La guida suprema iraniana Mojtaba Khamenei ha concesso l’autorizzazione all’accordo nonostante alcune riserve personali, in considerazione dell’impegno assunto dal presidente Pezeshkian. Da giovedì 18 giugno decorrono i 60 giorni per negoziare i dettagli dell’intesa, prorogabili su consenso delle parti. Intanto, un Boeing C-17 dell’aviazione USA è atterrato a Emmen, vicino Lucerna, per trasportare mezzi destinati alla delegazione statunitense. Il Ministero degli Esteri svizzero ha accolto positivamente la firma del Memorandum of Understanding tra USA e Iran, considerandolo un passo verso l’allentamento delle tensioni nella regione. Tuttavia, molti dettagli del Memorandum a 14 punti restano irrisolti.
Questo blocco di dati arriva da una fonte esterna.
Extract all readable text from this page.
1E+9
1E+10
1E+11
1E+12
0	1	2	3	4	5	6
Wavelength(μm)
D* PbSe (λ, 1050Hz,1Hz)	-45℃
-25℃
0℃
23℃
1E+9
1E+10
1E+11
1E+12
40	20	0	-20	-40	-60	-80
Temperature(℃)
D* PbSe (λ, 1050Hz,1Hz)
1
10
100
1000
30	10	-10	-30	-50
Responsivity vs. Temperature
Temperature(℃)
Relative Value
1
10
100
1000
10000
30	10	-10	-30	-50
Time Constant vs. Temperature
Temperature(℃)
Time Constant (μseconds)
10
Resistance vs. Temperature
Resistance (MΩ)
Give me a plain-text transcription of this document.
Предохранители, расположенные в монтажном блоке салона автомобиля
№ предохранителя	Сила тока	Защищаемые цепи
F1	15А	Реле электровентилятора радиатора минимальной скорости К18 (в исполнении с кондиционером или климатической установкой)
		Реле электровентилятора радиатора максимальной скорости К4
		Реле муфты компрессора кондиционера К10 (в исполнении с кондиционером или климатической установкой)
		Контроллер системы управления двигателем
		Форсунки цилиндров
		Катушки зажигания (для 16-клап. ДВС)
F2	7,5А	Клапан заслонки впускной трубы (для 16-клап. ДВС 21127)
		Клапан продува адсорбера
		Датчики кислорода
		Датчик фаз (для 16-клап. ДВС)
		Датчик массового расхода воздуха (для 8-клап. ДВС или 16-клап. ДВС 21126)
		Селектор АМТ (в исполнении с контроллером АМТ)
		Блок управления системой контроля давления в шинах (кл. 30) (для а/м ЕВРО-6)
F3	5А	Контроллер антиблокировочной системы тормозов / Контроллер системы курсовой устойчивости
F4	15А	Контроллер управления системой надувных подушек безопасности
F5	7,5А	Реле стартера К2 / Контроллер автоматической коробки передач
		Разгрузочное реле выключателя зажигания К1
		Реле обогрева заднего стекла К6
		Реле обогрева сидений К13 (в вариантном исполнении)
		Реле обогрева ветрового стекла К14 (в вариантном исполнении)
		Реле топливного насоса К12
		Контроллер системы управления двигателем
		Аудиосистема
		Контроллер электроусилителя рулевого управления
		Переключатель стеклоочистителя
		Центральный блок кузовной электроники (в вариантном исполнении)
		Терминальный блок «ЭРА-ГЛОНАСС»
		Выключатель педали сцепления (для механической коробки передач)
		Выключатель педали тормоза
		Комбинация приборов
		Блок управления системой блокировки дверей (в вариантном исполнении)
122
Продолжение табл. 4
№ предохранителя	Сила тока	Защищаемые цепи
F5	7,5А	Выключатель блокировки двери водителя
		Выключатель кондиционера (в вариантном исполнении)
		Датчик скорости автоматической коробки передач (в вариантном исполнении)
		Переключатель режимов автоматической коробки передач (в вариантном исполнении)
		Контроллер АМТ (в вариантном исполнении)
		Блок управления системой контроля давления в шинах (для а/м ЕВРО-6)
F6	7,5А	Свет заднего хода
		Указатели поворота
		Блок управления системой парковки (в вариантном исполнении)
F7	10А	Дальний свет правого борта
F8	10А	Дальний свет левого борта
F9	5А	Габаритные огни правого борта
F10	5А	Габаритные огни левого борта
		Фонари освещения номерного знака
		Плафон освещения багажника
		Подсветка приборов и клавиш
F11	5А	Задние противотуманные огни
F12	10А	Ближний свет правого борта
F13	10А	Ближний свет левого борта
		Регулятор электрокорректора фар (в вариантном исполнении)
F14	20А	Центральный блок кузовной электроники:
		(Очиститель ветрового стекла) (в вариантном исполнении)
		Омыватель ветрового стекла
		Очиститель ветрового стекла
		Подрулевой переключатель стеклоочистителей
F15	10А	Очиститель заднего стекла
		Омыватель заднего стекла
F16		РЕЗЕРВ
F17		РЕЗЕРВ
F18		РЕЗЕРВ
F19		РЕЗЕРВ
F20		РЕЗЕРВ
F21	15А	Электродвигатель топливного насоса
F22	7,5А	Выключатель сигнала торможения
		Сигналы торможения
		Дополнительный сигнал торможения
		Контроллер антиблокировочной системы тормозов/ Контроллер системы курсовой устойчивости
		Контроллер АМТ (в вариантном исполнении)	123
Tre sono le questioni principali: la prima riguarda le modalità e i tempi dell’operazione di “downblending” (diluizione dell’uranio arricchito) sotto supervisione Aiea e l’effettivo potere degli ispettori ONU; la seconda è legata al Libano, dove l’Iran minaccia la rottura dei negoziati se Israele non ritirerà le sue truppe, situazione complicata dalla posizione di Hezbollah e dal fatto che il premier Netanyahu si è chiamato fuori dai negoziati; la terza concerne la tempistica per lo sblocco dei beni iraniani congelati e la rimozione delle sanzioni, che Teheran sollecita entro 30 giorni, mentre Trump condiziona alle verifiche sui progressi nucleari.
Gli Stati Uniti manterranno la pressione sull’economia iraniana finché il comportamento del Paese non cambierà sostanzialmente. Pur tra critiche e pressioni interne, Trump ha smentito che vi sia un pagamento USA da 300 miliardi di dollari all’Iran, come sostenuto dai democratici, bollando la notizia come propaganda. A Lucerna restano aperti i preparativi per i colloqui con la partecipazione di Pakistan e Qatar in veste di mediatori, ma il negoziato dovrà ancora superare numerosi ostacoli.